ONS were used for 18-months, resulting in an improvement in Body Mass Index (BMI) towards the 9th centile. The child was gradually weaned from ONS successfully.
As outlined in the Division of Responsibility in Feeding Model, it is the role of the parents to decide the timing and quantity of ONS given.6 Given the child’s age, it was important to explain to her the rationale for using ONS. The parents and dietitian worked together to find a motivating factor to help the child accept the ONS. Her interest in swimming guided a conversation around the role of ONS in providing energy for swimming. Taste fatigue was minimised by adding ingredients (e.g., fruit, sugar-free syrups) to provide a variety of flavours.

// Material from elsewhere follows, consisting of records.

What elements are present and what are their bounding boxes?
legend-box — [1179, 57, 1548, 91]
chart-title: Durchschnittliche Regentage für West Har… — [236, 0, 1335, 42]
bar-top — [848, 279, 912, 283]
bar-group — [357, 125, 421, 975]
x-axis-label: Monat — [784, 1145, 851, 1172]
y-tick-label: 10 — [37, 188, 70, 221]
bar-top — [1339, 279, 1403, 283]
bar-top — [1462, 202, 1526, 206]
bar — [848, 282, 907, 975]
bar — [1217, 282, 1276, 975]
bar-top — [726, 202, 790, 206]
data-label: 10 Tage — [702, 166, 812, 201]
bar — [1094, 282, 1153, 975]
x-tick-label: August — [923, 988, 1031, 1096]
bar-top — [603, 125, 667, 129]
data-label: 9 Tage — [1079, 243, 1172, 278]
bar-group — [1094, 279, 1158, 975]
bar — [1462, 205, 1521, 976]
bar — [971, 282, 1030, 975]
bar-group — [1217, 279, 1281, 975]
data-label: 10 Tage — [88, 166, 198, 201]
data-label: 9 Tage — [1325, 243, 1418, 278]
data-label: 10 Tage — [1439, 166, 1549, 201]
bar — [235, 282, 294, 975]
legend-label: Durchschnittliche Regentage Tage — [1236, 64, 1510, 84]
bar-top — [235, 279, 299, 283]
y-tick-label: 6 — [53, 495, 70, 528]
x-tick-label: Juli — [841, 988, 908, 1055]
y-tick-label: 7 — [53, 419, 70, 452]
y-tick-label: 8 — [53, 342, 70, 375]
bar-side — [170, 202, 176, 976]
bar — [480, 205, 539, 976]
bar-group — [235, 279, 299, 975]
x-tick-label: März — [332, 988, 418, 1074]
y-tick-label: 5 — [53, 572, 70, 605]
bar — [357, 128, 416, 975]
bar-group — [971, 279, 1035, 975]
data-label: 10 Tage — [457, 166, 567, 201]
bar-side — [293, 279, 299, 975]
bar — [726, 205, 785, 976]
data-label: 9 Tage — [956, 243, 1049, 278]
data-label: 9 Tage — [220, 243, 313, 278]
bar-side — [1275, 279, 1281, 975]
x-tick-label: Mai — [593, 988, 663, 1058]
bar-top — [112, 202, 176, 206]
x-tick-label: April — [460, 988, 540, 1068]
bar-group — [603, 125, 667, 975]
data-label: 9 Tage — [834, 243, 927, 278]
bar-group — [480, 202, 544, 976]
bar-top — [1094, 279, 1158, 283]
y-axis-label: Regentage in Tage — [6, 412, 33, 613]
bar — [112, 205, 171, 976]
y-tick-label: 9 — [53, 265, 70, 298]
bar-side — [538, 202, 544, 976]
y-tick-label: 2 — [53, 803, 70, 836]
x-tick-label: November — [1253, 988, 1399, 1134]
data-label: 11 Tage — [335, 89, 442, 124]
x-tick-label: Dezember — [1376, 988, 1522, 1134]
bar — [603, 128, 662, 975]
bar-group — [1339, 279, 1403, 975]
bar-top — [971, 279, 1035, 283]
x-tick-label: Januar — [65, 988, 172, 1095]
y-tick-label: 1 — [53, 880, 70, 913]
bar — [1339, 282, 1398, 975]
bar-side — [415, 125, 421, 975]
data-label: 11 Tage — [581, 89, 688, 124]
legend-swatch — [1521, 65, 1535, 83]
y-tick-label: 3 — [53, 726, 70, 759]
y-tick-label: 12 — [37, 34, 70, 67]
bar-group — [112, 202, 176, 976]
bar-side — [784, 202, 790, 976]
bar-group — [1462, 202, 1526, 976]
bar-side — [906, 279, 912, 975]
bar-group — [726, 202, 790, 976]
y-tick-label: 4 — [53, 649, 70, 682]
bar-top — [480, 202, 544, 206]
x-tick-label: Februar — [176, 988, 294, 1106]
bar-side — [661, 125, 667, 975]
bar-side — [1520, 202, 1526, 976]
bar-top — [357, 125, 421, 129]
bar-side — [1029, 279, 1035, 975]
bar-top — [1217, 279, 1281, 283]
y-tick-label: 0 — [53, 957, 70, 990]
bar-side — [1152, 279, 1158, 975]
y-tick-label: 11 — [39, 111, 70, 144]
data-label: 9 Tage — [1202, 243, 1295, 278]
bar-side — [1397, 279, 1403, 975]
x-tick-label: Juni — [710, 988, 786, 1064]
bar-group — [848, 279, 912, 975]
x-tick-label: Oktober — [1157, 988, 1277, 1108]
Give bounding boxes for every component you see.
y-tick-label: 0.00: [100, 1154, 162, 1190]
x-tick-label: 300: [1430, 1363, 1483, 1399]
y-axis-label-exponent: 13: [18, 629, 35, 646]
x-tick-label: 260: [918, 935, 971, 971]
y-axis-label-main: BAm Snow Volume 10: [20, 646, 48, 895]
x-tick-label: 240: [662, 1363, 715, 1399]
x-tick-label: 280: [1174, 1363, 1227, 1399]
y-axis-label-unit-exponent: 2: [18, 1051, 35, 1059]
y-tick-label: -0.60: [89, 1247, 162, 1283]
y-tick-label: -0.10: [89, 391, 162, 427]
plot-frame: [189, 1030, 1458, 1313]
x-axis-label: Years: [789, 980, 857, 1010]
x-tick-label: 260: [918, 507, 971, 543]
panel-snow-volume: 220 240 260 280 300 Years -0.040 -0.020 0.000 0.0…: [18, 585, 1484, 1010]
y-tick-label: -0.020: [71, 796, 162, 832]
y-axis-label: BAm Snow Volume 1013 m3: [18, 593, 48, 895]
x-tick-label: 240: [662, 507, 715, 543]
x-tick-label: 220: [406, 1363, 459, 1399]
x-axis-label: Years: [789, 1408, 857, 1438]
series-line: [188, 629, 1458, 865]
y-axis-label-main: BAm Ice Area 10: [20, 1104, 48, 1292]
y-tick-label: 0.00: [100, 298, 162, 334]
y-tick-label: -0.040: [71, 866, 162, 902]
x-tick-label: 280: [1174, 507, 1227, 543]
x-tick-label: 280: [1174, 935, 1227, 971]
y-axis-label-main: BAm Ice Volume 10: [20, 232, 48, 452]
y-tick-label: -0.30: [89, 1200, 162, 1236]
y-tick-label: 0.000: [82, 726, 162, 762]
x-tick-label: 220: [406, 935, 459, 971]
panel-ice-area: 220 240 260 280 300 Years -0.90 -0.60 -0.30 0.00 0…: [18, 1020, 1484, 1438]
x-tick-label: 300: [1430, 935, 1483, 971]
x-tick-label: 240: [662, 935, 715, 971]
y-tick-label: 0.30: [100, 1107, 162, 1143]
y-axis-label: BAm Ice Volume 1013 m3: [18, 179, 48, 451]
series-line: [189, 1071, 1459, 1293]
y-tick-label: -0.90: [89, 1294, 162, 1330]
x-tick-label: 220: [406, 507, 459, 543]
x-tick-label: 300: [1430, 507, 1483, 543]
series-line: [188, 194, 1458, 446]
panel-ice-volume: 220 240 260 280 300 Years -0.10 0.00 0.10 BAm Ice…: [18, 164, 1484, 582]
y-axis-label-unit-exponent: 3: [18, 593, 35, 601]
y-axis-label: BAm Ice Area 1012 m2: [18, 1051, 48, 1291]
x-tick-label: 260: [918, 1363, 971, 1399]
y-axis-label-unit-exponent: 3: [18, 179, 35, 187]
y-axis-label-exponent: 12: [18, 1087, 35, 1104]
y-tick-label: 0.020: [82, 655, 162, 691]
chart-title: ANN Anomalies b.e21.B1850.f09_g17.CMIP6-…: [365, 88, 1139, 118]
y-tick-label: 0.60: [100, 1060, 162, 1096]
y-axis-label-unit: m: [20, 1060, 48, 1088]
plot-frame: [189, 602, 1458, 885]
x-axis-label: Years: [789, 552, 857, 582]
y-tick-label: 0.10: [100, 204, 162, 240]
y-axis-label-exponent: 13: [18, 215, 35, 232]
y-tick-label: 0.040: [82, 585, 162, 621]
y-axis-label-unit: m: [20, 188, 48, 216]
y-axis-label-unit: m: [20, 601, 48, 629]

|Medical History||Attention deficit hyperactivity disorder (ADHD), delayed puberty, suspected hypermobility with episodes of idiopathic pain|
|Anthropometry||Weight: 43.5 kg (< 0.4th centile)
Height: 1.72 cm (25th centile)
BMI: 14.7 kg/m2
|Diagnosis||Poor appetite with low weight and BMI|
This teenager was meeting 60-70% of his nutritional requirements. He reported that medication to help manage his ADHD supressed his appetite, leaving a window of three hours in the evening when he would be ‘starving.’
Advice was given regarding suitable high-energy, ‘grab-and-go’ style snacks. High-energy, low volume ONS were prescribed (taken as shots) to replicate a similar approach to taking medications. It was advised to have one bottle of ONS (milkshake style) throughout the school day.
The young male maintained good compliance with ONS. He initially reported nausea post ONS, however splitting the dose helped to resolve symptoms. Dietetic intervention resulted in a 1 kg weight gain over six weeks.
His parents were conflicted with supporting their child’s independence, while managing concerns about his reduced dietary intake. ONS provided them with reassurance that a proportion of their child’s micronutrient requirements were met.
Motivating factors were explored as dietary changes and ONS acceptance need to be initiated by older children. The teenager expressed ‘wanting to be heavier’ as he felt different from his peers. Barriers to compliance were overcome by decanting ONS into his own drinks bottle and setting phone alarms as a reminder to take his ONS throughout the day.